Looking Back at 2018

It was an intense year. There was death in the nearby family, alarming political events, and much much more that were a great weight on the year.

I am glad it’s over. And I know that I am not the only one to feel that way.

Professionally, though, I had an amazing year. That made for a strange dissonance within me.

I saw three short stories appear in professional venues for the first time ever:

A Different Kind of Place – Apex Magazine (Jun. 2018)

Sunset – Lightspeed Magazine (May, 2018)

A World to Die For – Clarkesworld Magazine (January, 2018)

Two of those were reprints from my Patreon, and A World to Die For was something completely new.

At my Patreon I wrote a number of new stories for backers that I would never have been able to write if not for their generosity.

My short story “Zen and the Art of Starship Maintenance” was reprinted in five Year’s Best collections, and translated into two different languages. It was nominated for some awards, and it came awfully close to being nominated for a Hugo, it turned out.

I finished writing a draft of my novel “In Empire’s Ashes.”

I spent two months searching for a new agent and signed with Hannah Bowman. It’s a big change, but it’s injected a new blast of energy into everything for me, and that’s just what I needed.

I lost a major freelance gig, then lost another, in the freelancing I do on the side to keep the income steady, leaving me with six months of coasting on savings there. That’s been challenging.

Got an offer to become a faculty member at the Stonecoast MFA program.

Got an offer to be the Esteemed Visiting Scholar and a Visiting Professor of English at the University of Alabama-Huntsville for this Spring semester.

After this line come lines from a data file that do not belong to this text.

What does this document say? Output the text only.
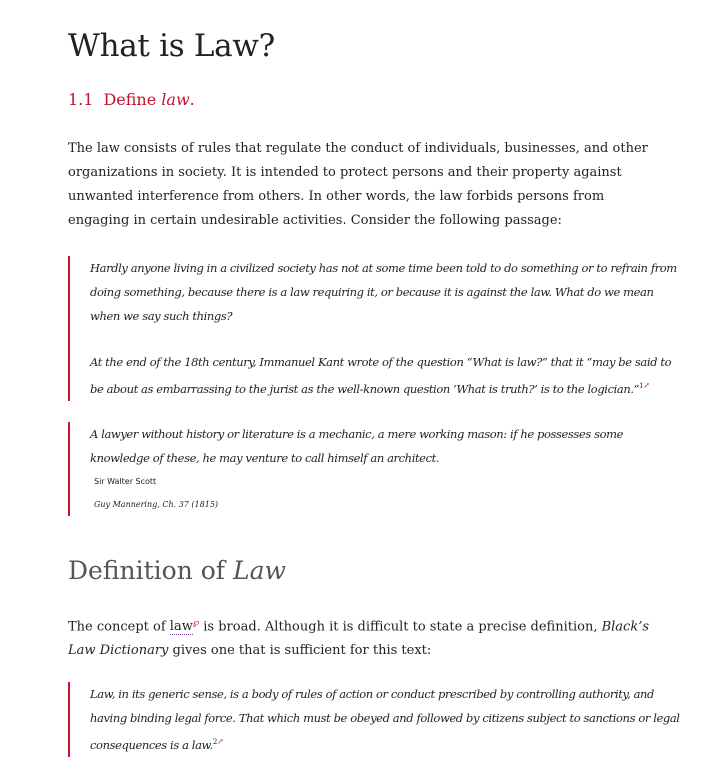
What is Law?
1.1 Define law.

The law consists of rules that regulate the conduct of individuals, businesses, and other organizations in society. It is intended to protect persons and their property against unwanted interference from others. In other words, the law forbids persons from engaging in certain undesirable activities. Consider the following passage:

Hardly anyone living in a civilized society has not at some time been told to do something or to refrain from doing something, because there is a law requiring it, or because it is against the law. What do we mean when we say such things?

At the end of the 18th century, Immanuel Kant wrote of the question “What is law?” that it “may be said to be about as embarrassing to the jurist as the well-known question ‘What is truth?’ is to the logician.”$^{1↗}$

A lawyer without history or literature is a mechanic, a mere working mason: if he possesses some knowledge of these, he may venture to call himself an architect.

Sir Walter Scott
Guy Mannering, Ch. 37 (1815)
Definition of Law

The concept of law℘ is broad. Although it is difficult to state a precise definition, Black’s Law Dictionary gives one that is sufficient for this text:

Law, in its generic sense, is a body of rules of action or conduct prescribed by controlling authority, and having binding legal force. That which must be obeyed and followed by citizens subject to sanctions or legal consequences is a law.$^{2↗}$
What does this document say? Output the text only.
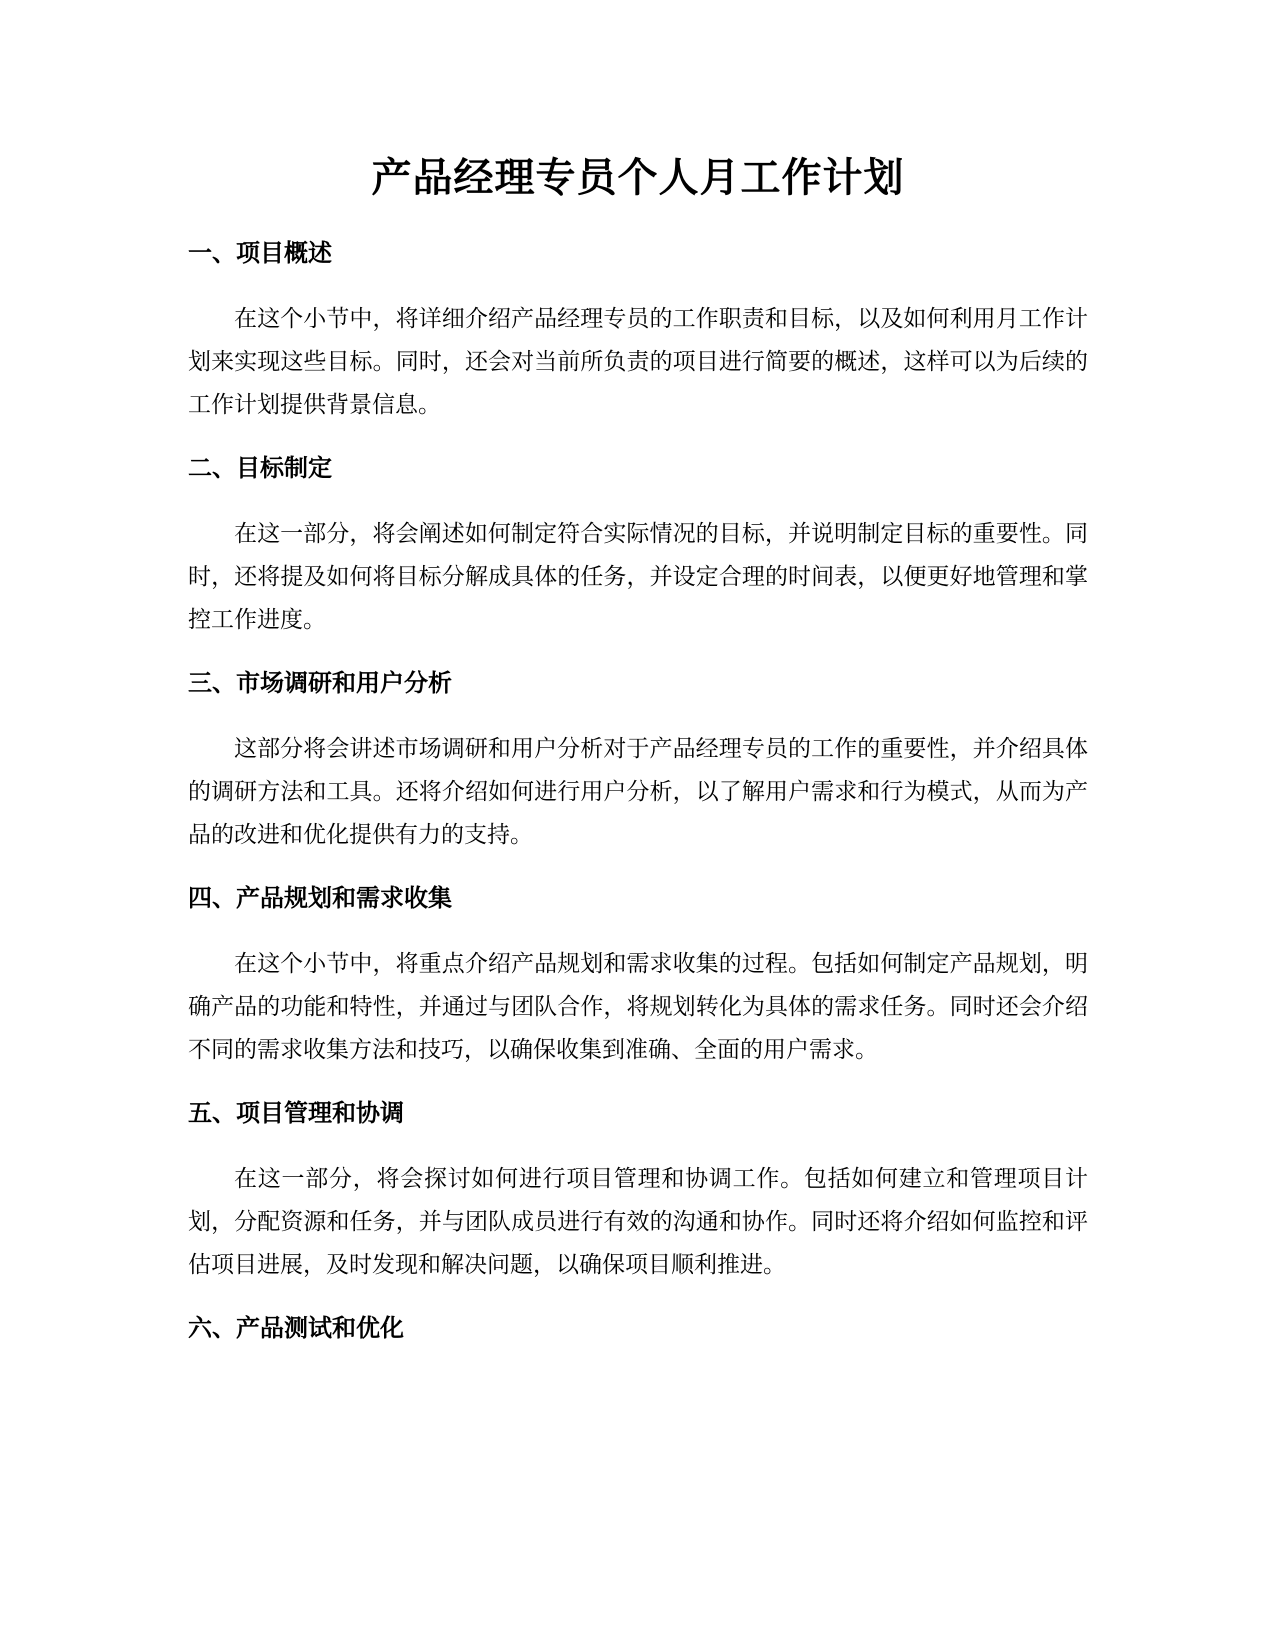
产品经理专员个人月工作计划
一、项目概述

在这个小节中，将详细介绍产品经理专员的工作职责和目标，以及如何利用月工作计划来实现这些目标。同时，还会对当前所负责的项目进行简要的概述，这样可以为后续的工作计划提供背景信息。

二、目标制定

在这一部分，将会阐述如何制定符合实际情况的目标，并说明制定目标的重要性。同时，还将提及如何将目标分解成具体的任务，并设定合理的时间表，以便更好地管理和掌控工作进度。

三、市场调研和用户分析

这部分将会讲述市场调研和用户分析对于产品经理专员的工作的重要性，并介绍具体的调研方法和工具。还将介绍如何进行用户分析，以了解用户需求和行为模式，从而为产品的改进和优化提供有力的支持。

四、产品规划和需求收集

在这个小节中，将重点介绍产品规划和需求收集的过程。包括如何制定产品规划，明确产品的功能和特性，并通过与团队合作，将规划转化为具体的需求任务。同时还会介绍不同的需求收集方法和技巧，以确保收集到准确、全面的用户需求。

五、项目管理和协调

在这一部分，将会探讨如何进行项目管理和协调工作。包括如何建立和管理项目计划，分配资源和任务，并与团队成员进行有效的沟通和协作。同时还将介绍如何监控和评估项目进展，及时发现和解决问题，以确保项目顺利推进。

六、产品测试和优化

Both of those positions start in a week or so, so that’s taken a lot of time and attention.

And I ran a Kickstarter for a book on writing that I am very late on delivering, but will get done this January.

There are other things going on, and great things I got to do in 2018. I volunteered in politics, made calls, donated every bit we could spare to bail funds, action groups, and the ACLU, all for the first time ever. I traveled to the Bahamas for the first time ever to be the guest of a literary conference, to the USVI, and around the US. All of it let me meet amazing people for the first time ever who loved my books.

It was the best of times, it was the worst of times, all in one year.